Whether the comment is fair, Diplock J (as Lord Diplock then was) said in a summing up to jury in Silkin v. Beaverbrook Newspapers Ltd. and Another 1 WLR 743, Tab 5, at 749:

“Would a fair-minded man holding strong views, obstinate views, prejudiced views, have been capable of making this comment? If the answer to that is yes, then your verdict in this case should be a verdict for the defendants. … If you were to take the view that it was so strong a comment that no fair-minded man could honestly have made it, then the defence fails and you would have to consider the question of damages.” See also Halsbury’s Laws of England, Vol 28, 4th ed (Reissue:1997), para 145.
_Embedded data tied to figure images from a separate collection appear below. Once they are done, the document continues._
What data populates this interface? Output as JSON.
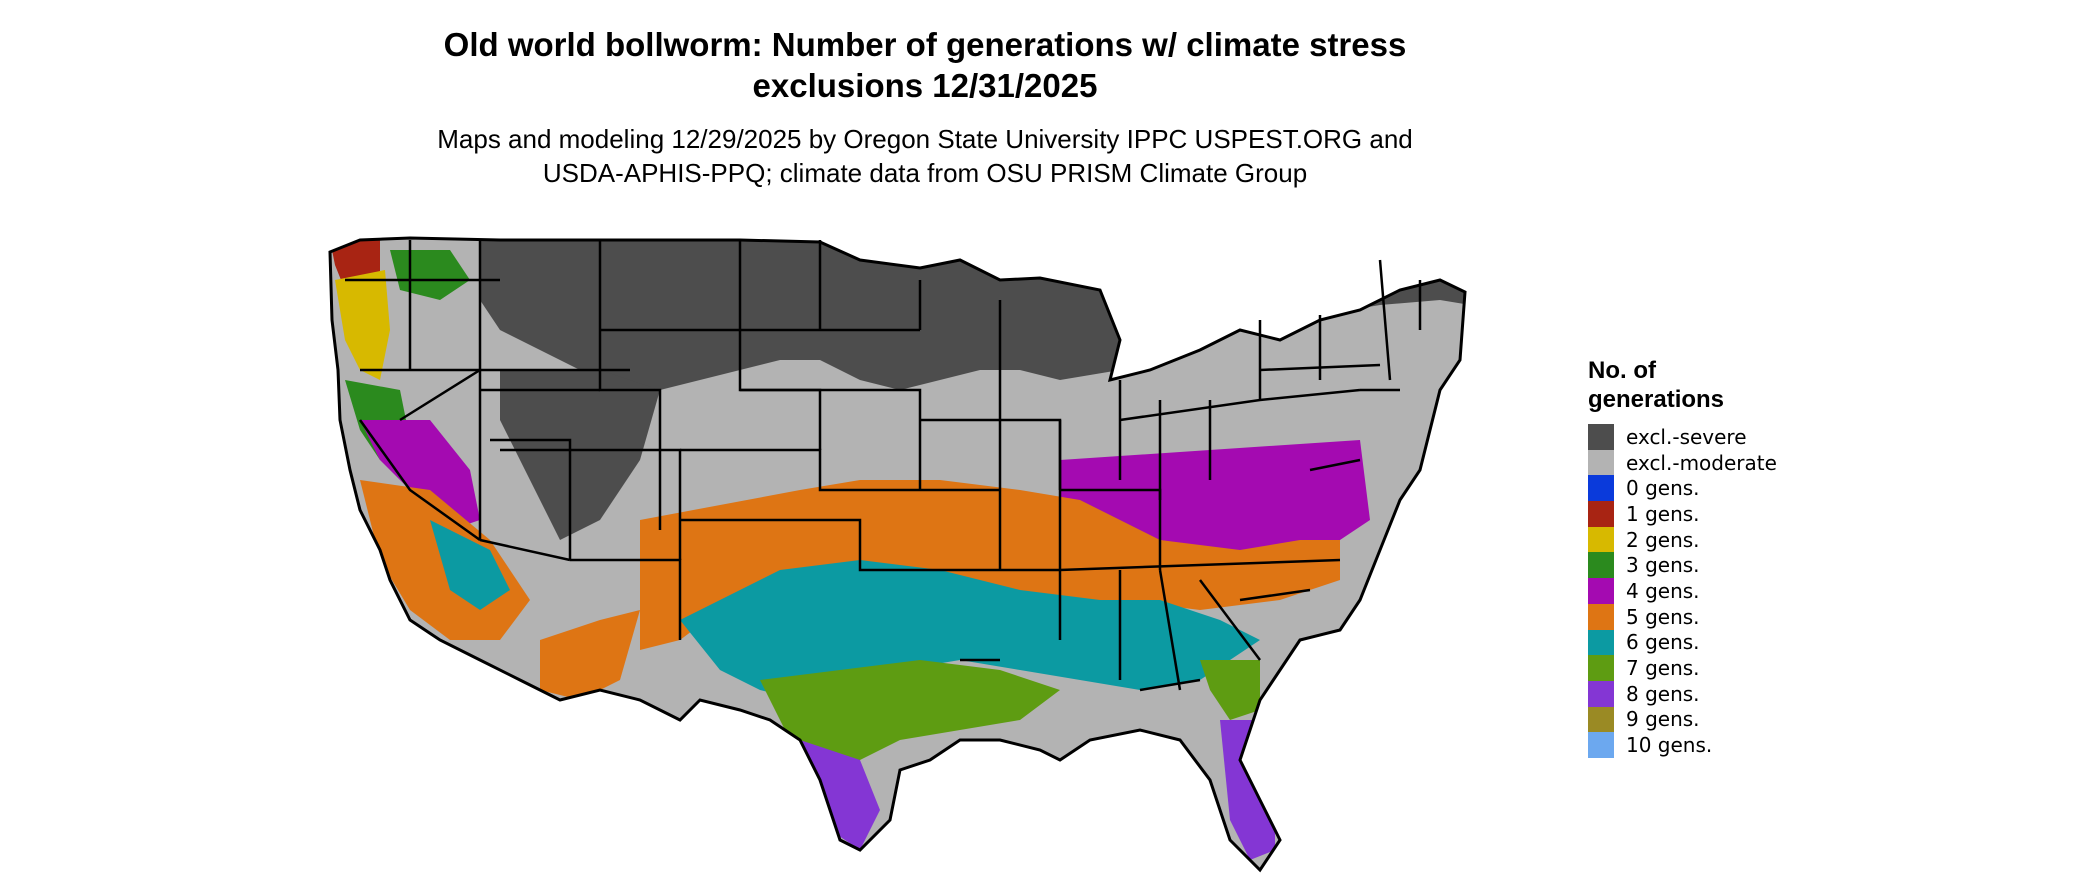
{
  "title_line1": "Old world bollworm: Number of generations w/ climate stress",
  "title_line2": "exclusions 12/31/2025",
  "subtitle_line1": "Maps and modeling 12/29/2025 by Oregon State University IPPC USPEST.ORG and",
  "subtitle_line2": "USDA-APHIS-PPQ; climate data from OSU PRISM Climate Group",
  "legend": {
    "title_line1": "No. of",
    "title_line2": "generations",
    "items": [
      {
        "label": "excl.-severe",
        "color": "#4d4d4d"
      },
      {
        "label": "excl.-moderate",
        "color": "#b3b3b3"
      },
      {
        "label": "0 gens.",
        "color": "#0a3adb"
      },
      {
        "label": "1 gens.",
        "color": "#a82413"
      },
      {
        "label": "2 gens.",
        "color": "#d7b900"
      },
      {
        "label": "3 gens.",
        "color": "#2b8a1e"
      },
      {
        "label": "4 gens.",
        "color": "#a40ab1"
      },
      {
        "label": "5 gens.",
        "color": "#de7514"
      },
      {
        "label": "6 gens.",
        "color": "#0c9aa2"
      },
      {
        "label": "7 gens.",
        "color": "#5e9c12"
      },
      {
        "label": "8 gens.",
        "color": "#8436d4"
      },
      {
        "label": "9 gens.",
        "color": "#9a8a24"
      },
      {
        "label": "10 gens.",
        "color": "#6ca8ef"
      }
    ]
  }
}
In relation to malice in the context of fair comment (which is different from the malice in the context of qualified privilege), Lord Nicholls of Birkenhead NPJ said in Albert Cheng v Tse Wai Chun (2000) 3 HKCFAR 339 at p 360I to 361D:

“My conclusion on the authorities is that, for the most part, the relevant judicial statements are consistent with the views which I have expressed as a matter of principle. To summarise, in my view a comment which falls within the objective limits of the defence of fair comment can lose its immunity only by proof that the defendant did not genuinely hold the view he expressed. Honesty of belief is the touchstone. Actuation by spite, animosity, intent to injure, intent to arouse controversy or other motivation, whatever it may be, even if it is the dominant or sole motive, does not of itself defeat the defence. However, proof of such motivation may be evidence, sometimes compelling evidence, from which lack of genuine belief in the view expressed may be inferred. Proof of motivation may also be relevant on other issues in the action, such as damages. It is said that this view of the law would have the undesirable consequence that malice would bear different meanings in the defences of fair comment and qualified privilege, and that this would inevitably cause difficulty for juries. I agree that if the term 'malice' were used, there might be a risk of confusion. The answer lies in shunning that word altogether. Juries can be instructed, regarding fair comment, that the defence is defeated by proof that the defendant did not genuinely believe the opinion he expressed. Regarding qualified privilege, juries can be directed that the defence is defeated by proof that the defendant used the occasion for some purpose other than that for which the occasion was privileged. This direction can be elaborated in a manner appropriate to the facts and issues in the case.”